Response to beeps may measure juvenile Batten disease progression
Higher MMN means brain can distinguish sound's length from previous one
Measuring how unconscious brain signals respond to different sounds may help track neurocognitive decline in people with juvenile Batten disease, a new study suggests.
The study, “Assessing the integrity of auditory sensory memory processing in CLN3 disease (Juvenile Neuronal Ceroid Lipofuscinosis (Batten disease)): an auditory evoked potential study of the duration-evoked mismatch negativity (MMN),” was published in the Journal of Neurodevelopmental Disorders.
Juvenile Batten disease, or CLN3 disease, is marked by symptoms that first appear in childhood and worsen over time as the disease progresses. There is not an objective biological measure or biomarker that’s been proven to be reliable for tracking disease progression. Such biomarkers are essential for tracking the disease in clinics and for testing potential treatments’ effectiveness.
Here, researchers tested whether a neurological measure called the duration-evoked mismatch negativity, or MMN, could be used to track CLN3 disease progression. MMN is measured via electroencephalography (EEG), where electrodes on the scalp can detect brain activity. In a MMN measurement, a person listens to a series of beeps, where some are slightly longer than others, to see how the brain responds differently to ones of different lengths, which reflects its ability to retain information. A higher MMN means the brain is better able to tell when a new beep is not the same length as a previous beep.
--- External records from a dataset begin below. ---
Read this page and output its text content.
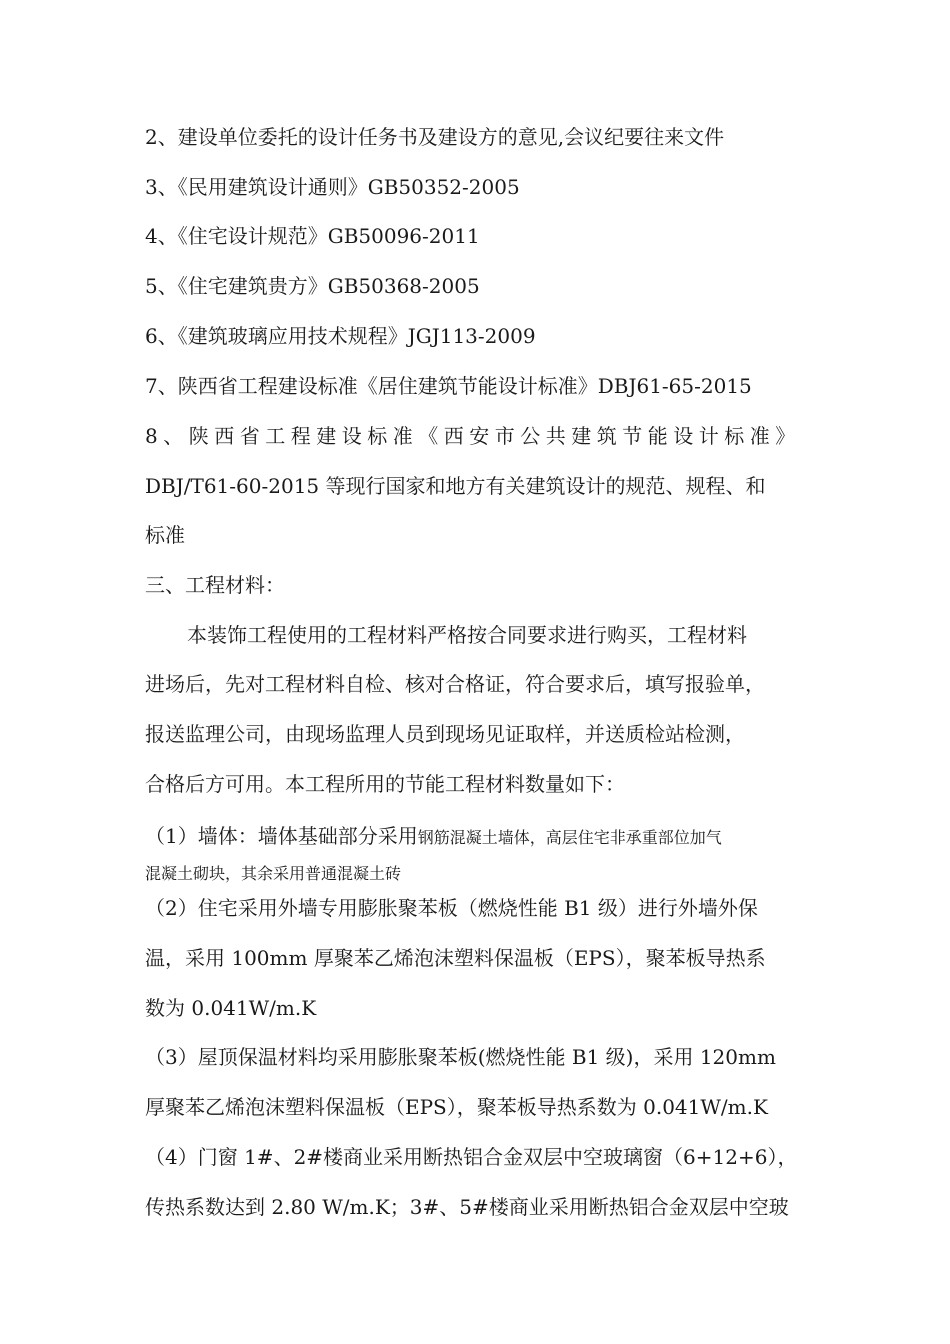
2、建设单位委托的设计任务书及建设方的意见,会议纪要往来文件
3、《民用建筑设计通则》GB50352-2005
4、《住宅设计规范》GB50096-2011
5、《住宅建筑贵方》GB50368-2005
6、《建筑玻璃应用技术规程》JGJ113-2009
7、陕西省工程建设标准《居住建筑节能设计标准》DBJ61-65-2015
8、陕西省工程建设标准《西安市公共建筑节能设计标准》
DBJ/T61-60-2015 等现行国家和地方有关建筑设计的规范、规程、和
标准
三、工程材料：
本装饰工程使用的工程材料严格按合同要求进行购买，工程材料
进场后，先对工程材料自检、核对合格证，符合要求后，填写报验单，
报送监理公司，由现场监理人员到现场见证取样，并送质检站检测，
合格后方可用。本工程所用的节能工程材料数量如下：
（1）墙体：墙体基础部分采用钢筋混凝土墙体，高层住宅非承重部位加气
混凝土砌块，其余采用普通混凝土砖
（2）住宅采用外墙专用膨胀聚苯板（燃烧性能 B1 级）进行外墙外保
温，采用 100mm 厚聚苯乙烯泡沫塑料保温板（EPS），聚苯板导热系
数为 0.041W/m.K
（3）屋顶保温材料均采用膨胀聚苯板(燃烧性能 B1 级)，采用 120mm
厚聚苯乙烯泡沫塑料保温板（EPS），聚苯板导热系数为 0.041W/m.K
（4）门窗 1#、2#楼商业采用断热铝合金双层中空玻璃窗（6+12+6），
传热系数达到 2.80 W/m.K；3#、5#楼商业采用断热铝合金双层中空玻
Importantly, the brain activity measured for MMN is subconscious and doesn’t require any active involvement from the person being assessed. The measure is particularly well suited in Batten disease, where patients often struggle to communicate and engage in complex assessments, the researchers said.
Measuring MMN to assess neurocognitive decline
MMN was measured in 21 people with CLN3 disease and 41 typically developing control subjects of similar ages. Measuring MMN took about an hour and the participants watched a muted movie of their choice while the measurements took place.
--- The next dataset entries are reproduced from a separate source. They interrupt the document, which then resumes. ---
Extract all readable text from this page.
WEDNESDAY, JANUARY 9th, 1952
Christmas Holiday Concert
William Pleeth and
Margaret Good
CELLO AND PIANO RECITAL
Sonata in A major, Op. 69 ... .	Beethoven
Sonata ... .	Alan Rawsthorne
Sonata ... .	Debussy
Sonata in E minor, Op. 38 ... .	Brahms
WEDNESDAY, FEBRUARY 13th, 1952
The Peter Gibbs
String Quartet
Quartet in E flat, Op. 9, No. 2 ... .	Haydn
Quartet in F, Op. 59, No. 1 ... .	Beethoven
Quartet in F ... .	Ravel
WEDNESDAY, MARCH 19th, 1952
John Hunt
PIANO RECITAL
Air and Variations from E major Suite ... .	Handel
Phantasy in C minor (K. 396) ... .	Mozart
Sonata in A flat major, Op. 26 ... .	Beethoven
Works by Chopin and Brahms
When beeps were played relatively close together, MMN measurements were more or less comparable between CLN3 disease patients and the controls. But when the beeps were spaced out, Batten patients had markedly lower MMNs.
MMNs also varied by age. In the controls, the measurement was generally higher in older participants, which the researchers said is reflective of the brain growing and maturing as a person grows up. But in Batten disease, MMN tended to be lower in older patients, likely reflecting disease progression.
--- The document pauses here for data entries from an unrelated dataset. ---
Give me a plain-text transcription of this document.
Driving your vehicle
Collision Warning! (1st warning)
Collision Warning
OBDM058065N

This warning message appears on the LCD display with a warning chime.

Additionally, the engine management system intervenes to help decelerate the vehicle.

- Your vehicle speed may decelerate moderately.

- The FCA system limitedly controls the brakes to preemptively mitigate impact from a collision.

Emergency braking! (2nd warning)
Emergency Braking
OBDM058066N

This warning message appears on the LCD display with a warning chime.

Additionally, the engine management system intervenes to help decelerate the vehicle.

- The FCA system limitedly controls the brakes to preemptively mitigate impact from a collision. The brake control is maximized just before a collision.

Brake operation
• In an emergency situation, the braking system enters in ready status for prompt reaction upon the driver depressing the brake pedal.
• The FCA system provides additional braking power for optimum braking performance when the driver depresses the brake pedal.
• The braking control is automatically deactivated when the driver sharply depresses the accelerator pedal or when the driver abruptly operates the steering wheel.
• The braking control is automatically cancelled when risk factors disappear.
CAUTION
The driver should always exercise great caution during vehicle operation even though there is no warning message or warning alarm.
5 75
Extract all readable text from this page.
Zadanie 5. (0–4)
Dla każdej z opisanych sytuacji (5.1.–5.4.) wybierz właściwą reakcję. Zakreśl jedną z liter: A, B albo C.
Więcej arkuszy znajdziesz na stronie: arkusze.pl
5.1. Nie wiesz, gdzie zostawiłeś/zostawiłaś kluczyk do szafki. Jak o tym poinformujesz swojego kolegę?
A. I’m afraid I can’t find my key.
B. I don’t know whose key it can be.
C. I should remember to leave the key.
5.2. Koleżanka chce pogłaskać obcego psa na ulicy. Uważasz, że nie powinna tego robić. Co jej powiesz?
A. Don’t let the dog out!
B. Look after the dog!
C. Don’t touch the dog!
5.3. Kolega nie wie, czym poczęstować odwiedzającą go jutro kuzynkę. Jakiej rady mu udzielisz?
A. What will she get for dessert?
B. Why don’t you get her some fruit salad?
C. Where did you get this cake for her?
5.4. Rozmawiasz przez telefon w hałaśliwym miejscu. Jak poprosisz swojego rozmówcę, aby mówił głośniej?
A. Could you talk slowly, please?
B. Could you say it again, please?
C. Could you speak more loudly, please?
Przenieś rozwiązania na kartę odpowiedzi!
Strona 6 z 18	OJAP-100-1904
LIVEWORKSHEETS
“We found that age significantly predicted neurophysiological correlates of sensory memory in CLN3 disease – that is, that the MMN showed a progressive reduction in amplitude with increasing age (i.e., disease progression), exactly opposite to what was observed in [typically developing] control participants,” wrote the researchers, who said future studies must validate the results and assess how changes in MMN are associated with symptom progression.
They called their work “a good first step in exploring and developing objective neural markers of pathology (biomarkers) that can be easily carried out noninvasively throughout the progressive stages of CLN3 disease.” The scientists are working to apply the results toward a mouse model of CLN3 disease that can be used for testing possible treatments.